Description
We recently saw a big performance regression on the telco benchmark when the decimal module was moved to multi-phase init.
Accessing state is now much slower than before.
Anecdotally, accessing a global now takes 7 dependent loads instead of 1. (@mdboom do you have a link for this?)
If we make the observation that we do not need per-module variables, but per interpreter ones, to replace (C) global variables, we can design an API that needs much fewer indirections.
This API is largely stolen from HPy with a few tweaks for better performance. https://docs.hpyproject.org/en/stable/api-reference/hpy-global.html
typedef struct { uintptr_t index } PyGlobal;
/* Declare a global */
#define PyGLOBAL_DECLARE(NAME) PyGlobal NAME = PY_GLOBAL_INIT;
/* Initialize global, this must be called at least once per-process.
* This function is idempotent, so can be called whenever a module is loaded */
PyGlobal_Init(PyGlobal *name);
PyObject *PyGlobal_Load(PyGlobal name);
void PyGlobal_Store(PyGlobal name, PyObject *value);
Implementation
Each interpreter states has a reference to an array of PyObject *
pointers.
PyGlobal_Init()
initializes the global to so non-zero index and makes sure that each interpreter has a table large enough to store that index.

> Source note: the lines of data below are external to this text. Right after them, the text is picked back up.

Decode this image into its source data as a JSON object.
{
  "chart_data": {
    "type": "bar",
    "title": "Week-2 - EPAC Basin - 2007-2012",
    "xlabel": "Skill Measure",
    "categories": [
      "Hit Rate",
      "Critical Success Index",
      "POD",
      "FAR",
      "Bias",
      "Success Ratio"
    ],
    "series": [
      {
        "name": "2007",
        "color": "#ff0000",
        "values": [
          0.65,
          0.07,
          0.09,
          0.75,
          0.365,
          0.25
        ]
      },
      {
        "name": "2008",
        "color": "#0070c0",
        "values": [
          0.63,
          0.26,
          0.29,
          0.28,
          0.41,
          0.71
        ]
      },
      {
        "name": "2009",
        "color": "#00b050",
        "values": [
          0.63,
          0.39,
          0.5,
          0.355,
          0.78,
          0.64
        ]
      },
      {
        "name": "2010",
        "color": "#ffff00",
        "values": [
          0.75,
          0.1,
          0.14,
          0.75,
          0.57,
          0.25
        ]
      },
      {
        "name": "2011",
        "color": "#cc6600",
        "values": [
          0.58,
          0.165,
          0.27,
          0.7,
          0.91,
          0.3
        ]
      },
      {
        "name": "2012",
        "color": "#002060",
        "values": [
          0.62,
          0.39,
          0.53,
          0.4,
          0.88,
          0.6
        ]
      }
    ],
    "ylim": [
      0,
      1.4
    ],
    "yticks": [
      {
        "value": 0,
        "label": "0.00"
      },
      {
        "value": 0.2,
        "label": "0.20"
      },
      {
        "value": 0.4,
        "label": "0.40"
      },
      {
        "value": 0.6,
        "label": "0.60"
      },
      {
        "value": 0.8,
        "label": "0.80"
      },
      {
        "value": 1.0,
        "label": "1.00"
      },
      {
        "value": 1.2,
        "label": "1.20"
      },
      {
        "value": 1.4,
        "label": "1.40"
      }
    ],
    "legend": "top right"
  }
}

Then load and store can be implemented as follows
PyObject *
PyGlobal_Load(PyGlobal name)
{
return Py_NewRef(_PyThreadState_GET()->globals_table[name.index]);
}
void
PyGlobal_Store(PyGlobal name, PyObject *value)
{
PyObject **table = _PyThreadState_GET()->globals_table;
PyObject *tmp = table[name.index];
table[name.index] = Py_NewRef(value);
Py_XDECREF(tmp);
}